By glorifying the need for women to “save” men, the MPDG plays into another toxic aspect of relationships – that a women must devote her whole life and being into improving a man, which is often proved to be an entirely sacrificial, thankless and useless undertaking. The concept is fundamentally flawed, because the end result is often an unfulfilling and harmful relationship for women, which ultimately proves futile.
The effect of the Manic Pixie Dream Girl is so pervasive that Rabin is now disowning the term. “I’m sorry for creating this unstoppable monster I feel deeply weird, if not downright ashamed, at having created a cliche that has been trotted out again and again in an infinite Internet feedback loop.” Zoe Kazan – a young actor who has no doubt been offered MPDG parts – has voiced her distaste with the term, calling it “reductive and diminutive, and I think basically misogynist”, and saying it gets applied to female characters who don’t actually fit the trope. The obvious effect of the creation of a trope is that it typecasts women who actually possess the traits of the MPDG, and labels them as unrealistic cliches. But the term need not be cast aside completely, because it points out the lazy and irresponsible typecasting that has had damaging consequences both on-screen and off screen.

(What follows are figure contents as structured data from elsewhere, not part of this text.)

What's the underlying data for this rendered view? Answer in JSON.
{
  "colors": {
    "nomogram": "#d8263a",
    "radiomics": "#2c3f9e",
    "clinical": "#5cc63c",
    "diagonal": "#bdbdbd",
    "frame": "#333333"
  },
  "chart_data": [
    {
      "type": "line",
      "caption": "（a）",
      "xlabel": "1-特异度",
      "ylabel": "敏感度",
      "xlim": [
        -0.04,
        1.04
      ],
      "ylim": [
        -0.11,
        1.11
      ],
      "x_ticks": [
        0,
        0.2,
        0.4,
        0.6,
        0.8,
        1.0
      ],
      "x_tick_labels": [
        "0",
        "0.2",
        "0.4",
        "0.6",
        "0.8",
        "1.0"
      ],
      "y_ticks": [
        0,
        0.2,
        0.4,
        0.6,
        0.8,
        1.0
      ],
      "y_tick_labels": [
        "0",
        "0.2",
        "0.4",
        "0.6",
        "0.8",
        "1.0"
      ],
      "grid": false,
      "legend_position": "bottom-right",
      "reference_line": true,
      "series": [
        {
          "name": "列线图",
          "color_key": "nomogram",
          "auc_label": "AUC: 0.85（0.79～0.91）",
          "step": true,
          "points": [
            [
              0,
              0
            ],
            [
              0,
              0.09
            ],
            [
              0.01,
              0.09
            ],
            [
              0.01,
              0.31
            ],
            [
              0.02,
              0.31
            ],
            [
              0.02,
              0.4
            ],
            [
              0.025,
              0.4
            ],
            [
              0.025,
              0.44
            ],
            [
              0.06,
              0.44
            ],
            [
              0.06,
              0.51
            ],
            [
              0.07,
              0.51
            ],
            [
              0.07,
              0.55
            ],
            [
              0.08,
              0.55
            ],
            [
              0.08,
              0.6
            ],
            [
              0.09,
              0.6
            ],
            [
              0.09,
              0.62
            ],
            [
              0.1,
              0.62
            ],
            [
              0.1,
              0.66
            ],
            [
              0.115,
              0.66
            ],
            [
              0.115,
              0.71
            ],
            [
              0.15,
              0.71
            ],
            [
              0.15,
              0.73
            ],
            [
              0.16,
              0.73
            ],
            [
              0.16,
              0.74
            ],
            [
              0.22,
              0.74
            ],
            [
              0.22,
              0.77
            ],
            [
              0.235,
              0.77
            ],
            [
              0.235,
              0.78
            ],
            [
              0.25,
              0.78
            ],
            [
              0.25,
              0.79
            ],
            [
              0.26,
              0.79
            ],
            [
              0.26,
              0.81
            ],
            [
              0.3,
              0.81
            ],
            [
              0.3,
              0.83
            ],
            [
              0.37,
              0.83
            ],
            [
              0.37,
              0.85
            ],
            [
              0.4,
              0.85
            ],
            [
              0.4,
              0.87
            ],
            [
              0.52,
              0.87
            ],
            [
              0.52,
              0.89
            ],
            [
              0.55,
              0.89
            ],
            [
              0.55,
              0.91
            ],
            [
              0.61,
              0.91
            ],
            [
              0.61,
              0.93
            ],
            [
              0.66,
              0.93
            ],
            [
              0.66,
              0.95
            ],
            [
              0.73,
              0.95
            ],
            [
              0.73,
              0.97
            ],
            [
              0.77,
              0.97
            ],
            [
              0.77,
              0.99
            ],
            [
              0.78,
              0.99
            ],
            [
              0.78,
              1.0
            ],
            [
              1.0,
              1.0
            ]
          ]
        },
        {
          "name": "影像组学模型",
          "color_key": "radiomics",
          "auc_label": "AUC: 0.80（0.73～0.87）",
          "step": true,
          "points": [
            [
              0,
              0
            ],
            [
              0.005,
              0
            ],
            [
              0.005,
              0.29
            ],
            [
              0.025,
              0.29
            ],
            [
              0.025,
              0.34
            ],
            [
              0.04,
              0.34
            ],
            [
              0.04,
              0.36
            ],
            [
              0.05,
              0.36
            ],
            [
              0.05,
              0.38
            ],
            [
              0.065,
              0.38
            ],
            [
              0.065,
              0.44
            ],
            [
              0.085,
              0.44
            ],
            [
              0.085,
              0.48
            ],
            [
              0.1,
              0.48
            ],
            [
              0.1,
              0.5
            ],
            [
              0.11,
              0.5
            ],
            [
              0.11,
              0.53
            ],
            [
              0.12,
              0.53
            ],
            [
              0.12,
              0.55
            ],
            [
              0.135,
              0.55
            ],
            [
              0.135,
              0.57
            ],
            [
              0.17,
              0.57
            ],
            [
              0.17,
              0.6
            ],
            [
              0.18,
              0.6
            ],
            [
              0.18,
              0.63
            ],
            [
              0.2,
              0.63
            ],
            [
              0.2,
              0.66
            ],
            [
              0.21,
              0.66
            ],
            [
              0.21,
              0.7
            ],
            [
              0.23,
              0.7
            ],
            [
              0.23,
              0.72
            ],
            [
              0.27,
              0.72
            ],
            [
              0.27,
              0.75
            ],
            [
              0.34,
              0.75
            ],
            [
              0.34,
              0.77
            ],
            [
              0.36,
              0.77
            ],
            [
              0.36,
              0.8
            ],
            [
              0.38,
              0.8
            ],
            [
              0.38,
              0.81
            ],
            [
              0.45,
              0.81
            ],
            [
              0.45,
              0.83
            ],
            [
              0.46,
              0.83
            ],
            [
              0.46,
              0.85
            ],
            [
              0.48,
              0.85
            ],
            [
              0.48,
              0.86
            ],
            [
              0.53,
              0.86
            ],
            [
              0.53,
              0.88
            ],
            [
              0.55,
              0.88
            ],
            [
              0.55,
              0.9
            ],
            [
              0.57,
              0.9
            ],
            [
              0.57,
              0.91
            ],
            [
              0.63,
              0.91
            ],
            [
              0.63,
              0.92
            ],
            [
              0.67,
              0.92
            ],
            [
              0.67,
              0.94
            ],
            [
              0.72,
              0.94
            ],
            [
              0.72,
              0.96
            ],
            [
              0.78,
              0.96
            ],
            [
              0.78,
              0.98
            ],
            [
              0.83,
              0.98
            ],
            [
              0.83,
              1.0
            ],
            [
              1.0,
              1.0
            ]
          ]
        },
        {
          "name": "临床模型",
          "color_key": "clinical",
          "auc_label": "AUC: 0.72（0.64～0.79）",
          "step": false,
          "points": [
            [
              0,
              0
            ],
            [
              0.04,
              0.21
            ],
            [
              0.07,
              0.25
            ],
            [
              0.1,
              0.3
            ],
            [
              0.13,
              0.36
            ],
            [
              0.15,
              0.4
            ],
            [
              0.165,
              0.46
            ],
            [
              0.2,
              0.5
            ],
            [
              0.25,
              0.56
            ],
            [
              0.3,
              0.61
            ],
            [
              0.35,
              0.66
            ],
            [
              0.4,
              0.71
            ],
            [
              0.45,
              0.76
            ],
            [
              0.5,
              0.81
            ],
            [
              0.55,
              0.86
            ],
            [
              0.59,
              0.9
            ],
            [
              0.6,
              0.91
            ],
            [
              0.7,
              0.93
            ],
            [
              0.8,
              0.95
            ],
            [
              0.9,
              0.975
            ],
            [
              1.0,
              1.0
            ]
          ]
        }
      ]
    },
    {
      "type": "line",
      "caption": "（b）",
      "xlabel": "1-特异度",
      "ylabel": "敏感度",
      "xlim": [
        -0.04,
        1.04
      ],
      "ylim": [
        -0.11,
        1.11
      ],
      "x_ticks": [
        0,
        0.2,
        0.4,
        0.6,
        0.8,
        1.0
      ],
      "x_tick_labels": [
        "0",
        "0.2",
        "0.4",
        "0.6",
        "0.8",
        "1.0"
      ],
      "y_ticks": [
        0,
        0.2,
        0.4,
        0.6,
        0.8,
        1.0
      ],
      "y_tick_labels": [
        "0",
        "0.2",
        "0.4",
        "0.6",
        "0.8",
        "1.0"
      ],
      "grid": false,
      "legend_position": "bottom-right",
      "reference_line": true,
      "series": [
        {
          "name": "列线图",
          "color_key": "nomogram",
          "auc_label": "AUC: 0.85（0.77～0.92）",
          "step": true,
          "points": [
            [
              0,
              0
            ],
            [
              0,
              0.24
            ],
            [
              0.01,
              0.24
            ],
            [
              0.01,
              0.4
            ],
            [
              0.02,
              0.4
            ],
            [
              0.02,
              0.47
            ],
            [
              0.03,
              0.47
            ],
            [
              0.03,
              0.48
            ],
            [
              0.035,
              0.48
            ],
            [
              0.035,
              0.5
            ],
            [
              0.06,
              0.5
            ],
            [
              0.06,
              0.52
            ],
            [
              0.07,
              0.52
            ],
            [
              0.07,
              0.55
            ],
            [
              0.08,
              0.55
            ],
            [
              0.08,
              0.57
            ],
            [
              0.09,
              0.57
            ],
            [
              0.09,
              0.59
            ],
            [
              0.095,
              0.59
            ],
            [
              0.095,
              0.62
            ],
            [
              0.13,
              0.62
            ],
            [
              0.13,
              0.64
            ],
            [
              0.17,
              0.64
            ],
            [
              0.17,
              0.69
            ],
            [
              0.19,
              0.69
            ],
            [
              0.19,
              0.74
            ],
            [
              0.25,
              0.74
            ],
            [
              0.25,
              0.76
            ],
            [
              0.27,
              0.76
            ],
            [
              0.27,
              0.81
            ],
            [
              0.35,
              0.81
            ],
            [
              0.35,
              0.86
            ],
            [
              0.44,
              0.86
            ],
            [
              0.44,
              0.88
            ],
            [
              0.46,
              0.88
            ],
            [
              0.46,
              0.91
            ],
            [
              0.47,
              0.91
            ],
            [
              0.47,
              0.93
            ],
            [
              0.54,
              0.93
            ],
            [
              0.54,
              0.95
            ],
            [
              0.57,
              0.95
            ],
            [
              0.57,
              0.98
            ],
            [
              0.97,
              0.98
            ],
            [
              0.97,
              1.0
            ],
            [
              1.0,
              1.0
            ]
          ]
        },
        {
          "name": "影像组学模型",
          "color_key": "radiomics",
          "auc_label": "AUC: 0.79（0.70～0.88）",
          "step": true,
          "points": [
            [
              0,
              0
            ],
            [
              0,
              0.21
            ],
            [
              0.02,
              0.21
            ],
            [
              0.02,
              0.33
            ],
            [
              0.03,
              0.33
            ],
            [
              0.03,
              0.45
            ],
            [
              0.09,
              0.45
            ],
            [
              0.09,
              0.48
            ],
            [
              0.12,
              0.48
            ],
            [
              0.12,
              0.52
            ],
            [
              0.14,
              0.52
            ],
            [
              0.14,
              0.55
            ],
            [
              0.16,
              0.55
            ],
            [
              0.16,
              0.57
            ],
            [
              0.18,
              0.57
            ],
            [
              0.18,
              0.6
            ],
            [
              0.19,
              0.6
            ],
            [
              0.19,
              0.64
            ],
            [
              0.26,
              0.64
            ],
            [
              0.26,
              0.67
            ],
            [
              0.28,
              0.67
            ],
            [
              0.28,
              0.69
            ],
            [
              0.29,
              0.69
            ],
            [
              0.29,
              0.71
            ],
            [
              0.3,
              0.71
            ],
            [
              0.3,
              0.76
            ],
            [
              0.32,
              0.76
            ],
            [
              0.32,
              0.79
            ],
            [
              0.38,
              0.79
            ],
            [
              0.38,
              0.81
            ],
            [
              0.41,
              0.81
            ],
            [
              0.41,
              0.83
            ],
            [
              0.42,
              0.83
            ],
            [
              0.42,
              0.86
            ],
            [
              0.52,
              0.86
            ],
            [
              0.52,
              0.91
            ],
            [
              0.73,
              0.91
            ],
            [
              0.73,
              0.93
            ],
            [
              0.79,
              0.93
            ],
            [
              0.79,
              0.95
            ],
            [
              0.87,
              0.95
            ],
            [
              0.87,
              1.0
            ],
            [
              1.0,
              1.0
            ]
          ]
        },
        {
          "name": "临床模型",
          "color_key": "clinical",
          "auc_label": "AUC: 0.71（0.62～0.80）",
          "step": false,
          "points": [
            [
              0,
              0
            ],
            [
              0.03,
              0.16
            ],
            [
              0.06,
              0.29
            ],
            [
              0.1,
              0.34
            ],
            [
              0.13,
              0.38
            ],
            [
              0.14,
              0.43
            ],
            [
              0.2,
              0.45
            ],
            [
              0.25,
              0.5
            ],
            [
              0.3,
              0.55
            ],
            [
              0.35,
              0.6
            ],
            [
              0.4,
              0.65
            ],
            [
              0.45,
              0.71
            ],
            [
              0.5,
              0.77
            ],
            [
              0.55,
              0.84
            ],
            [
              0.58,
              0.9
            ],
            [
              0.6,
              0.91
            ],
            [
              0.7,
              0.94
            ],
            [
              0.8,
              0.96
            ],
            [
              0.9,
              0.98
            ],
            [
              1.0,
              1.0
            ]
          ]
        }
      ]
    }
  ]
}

The end of the MPDG would be beneficial, not just for women, but for men too. The Manic Pixie Dream Girl has only one purpose : as a catalyst for male transformation. Both in her real and fictional manifestations, she sends out the message, that the soulful and sensitive young man can only learn to appreciate life by falling in love with a woman who sees the bright colors and we need women who are lead characters and we as an audience deserve to see men who love these women for the complicated, and decidedly non-ethereal people they are. Clementine in Eternal Sunshine Of The Spotless Mind puts it best, “I’m not a concept. Too many guys think I’m a concept or I complete them or I’m going to ‘make them alive’…but I’m just a fucked up girl who’s looking for my own peace of mind. Don’t assign me yours.”